War Dogs, Boomtowns, and Dead Dictators
Foreign Policy’s most popular photo essays of 2011.
On the day after Osama bin Laden’s assassination, we came across a throwaway line among the stories on the 9/11 mastermind’s death: The U.S. commando team that took down the al Qaeda head was made up of 79 soldiers — and one dog.
Good thing, then, that we already had Chief Canine Correspondent Rebecca Frankel on staff — who was a grizzled veteran of the war dog beat for Tom Ricks’s Best Defense blog. Frankel knew intimately the value of dogs in the military — a long legacy harkening back to World War II. and with thousands of their counterparts today serving with valor from Baghdad to Kabul.
Thus was born the War Dog photo essay, which, along with its successor, became FP’s most successful feature ever, with a whopping 11 million page views. Frankel continues to write a weekly column for Tom Ricks’s Best Defense blog, where she profiles canines and their trainers on deployments across the world’s war zones.
Courtesy K9 Storm Inc.
Foreign Policy’s annual Failed States Index profiles the world’s most vulnerable countries (and reliably prompts angry denials from their governments). These stunning images portray life in the 60 worst-ranking countries on the Index — an existence too often dominated by squalor, poverty, and war.
Majid Saeedi/Getty Images
Anders Behring Breivik, a far-right xenophobe, shocked the world when he murdered 77 people, many of them children, with a car bomb attack in the Norwegian capital of Oslo and a shooting rampage on a nearby island on July 22. These images of Norway’s cushy penal system — where prisoners have flat-screen televisions and mini-fridges in their rooms — stood in stark contrast to the cold-blooded horror of Breivik’s crimes.
Muammar al-Qaddafi ruled Libya with extraordinary brutality and legendary eccentricity for over four decades, before his regime came crashing down this year. In an FP exclusive, we partnered with Human Rights Watch emergencies director Peter Bouckaert and photographer Michael Brown, who discovered never-before-seen photos in the ex-dictator’s compounds and offices, to provide a unique look into the Brother Leader’s private life.
Michael Christopher Brown
When the U.S. war in Afghanistan began, the first iPhone was not yet a gleam in Steve Jobs’s eye — and forget having an app for that. But as America’s longest war stretches on, a group of photojournalists told the story of U.S. Marines in southern Afghanistan through these remarkable photos taken and edited on the now-ubiquitous device.
Teru Kuwayama and Balazs Gardi
The unbelievable 18 days of protest that toppled the Egyptian autocrat Hosni Mubarak still stand out as the signature event of the Arab Spring. This photo essay captured the men and women that brought down a dictator.

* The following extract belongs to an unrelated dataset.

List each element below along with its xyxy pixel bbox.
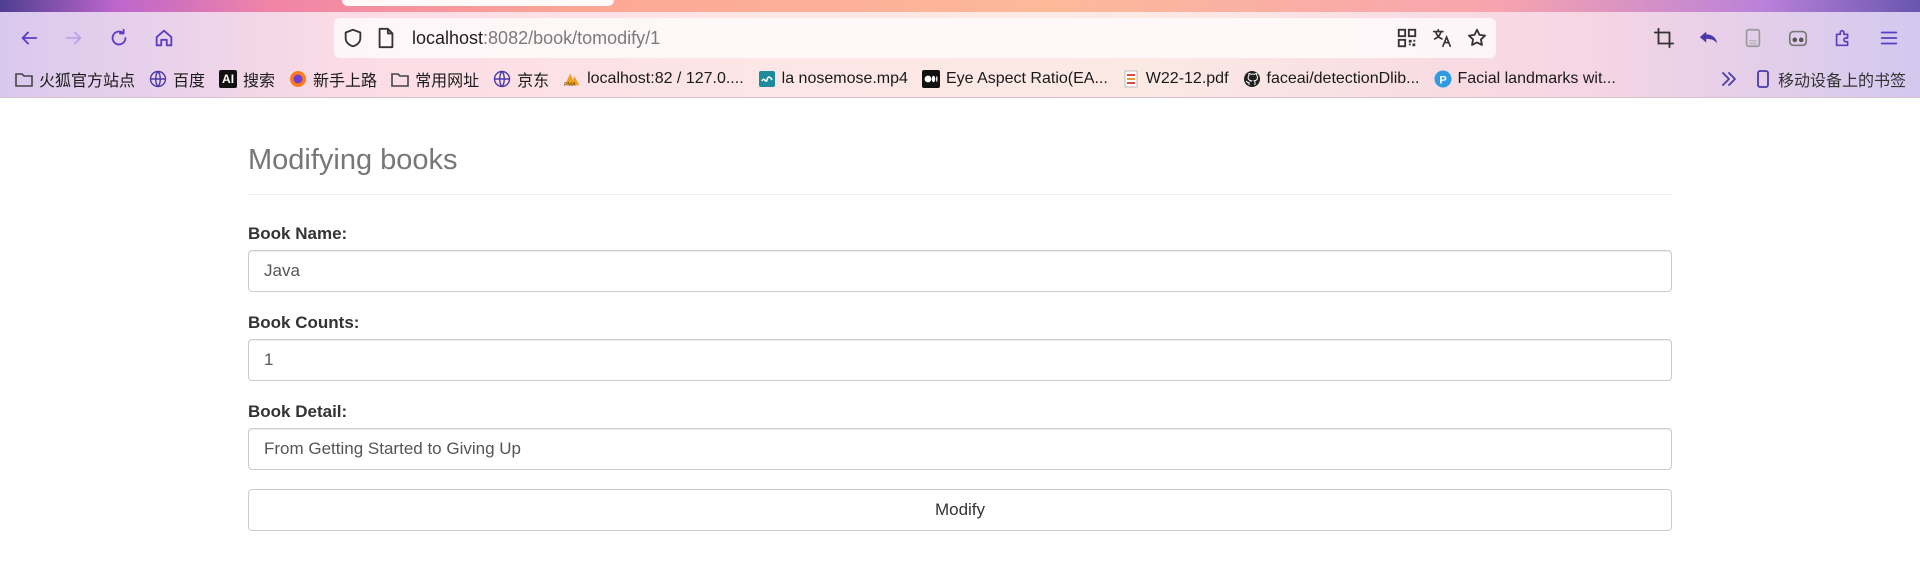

MARCO LONGARI/AFP/Getty Images
Chris Hondros, one of the most recognizable war photographers of his generation and a frequent contributor to Foreign Policy, was killed this year while on assignment in the Libyan city of Misrata. We felt his loss deeply, and this photo essay provided a glimpse into his extraordinary body of work.
Chris Hondros/Getty Images
The Bangkok-based Dhammakaya movement may have begun as a reaction against the excesses of Buddhism in Thailand, but it soon developed cult-like rituals all of its own. Journalist Ron Gluckman and Luke Duggleby went inside the walls of the UFO-like headquarters to provide FP with an exclusive look at the evangelical movement’s otherworldly ceremonies.
Across the world, ,more than 50 million girls under the age of 17 are married, but nowhere is the practice of child marriages so particularly widespread as rural Afghanistan. These remarkable and heart-wrenching photographs provide a glimpse into the world of these Afghan girls, while Anna Badkhen’s dispatch showed that boys are also being forced to grow up too soon.
Stephanie Sinclair / VII
The world’s fastest growing cities aren’t where you think they are. From the booming Chinese port city of Beihai to the Yemeni capital of Sanaa, these seven cities have the potential to change the geopolitical map.
George Lu via Flickr
Two decades after the collapse of the USSR, the former Soviet satellites have drifted apart. This sweeping photo essay explores how life has changed across Russia’s sphere of influence — from Ukraine, with its contentious political divide, to authoritarian Uzbekistan.
Warrick Page/Getty Images
The war in Afghanistan is not just a man’s war. These intimate iPhone photos provide a glimpse into the lives of a U.S. Marines Female Engagement Team on patrol in eastern Afghanistan.
From Yemen to Tunisia, children have been on the front lines of the Arab revolutions this year — waving flags, carrying signs, and even directing protesters. They have also been its cruelest victims, as images of injured and dead children have served to outrage citizens across the region.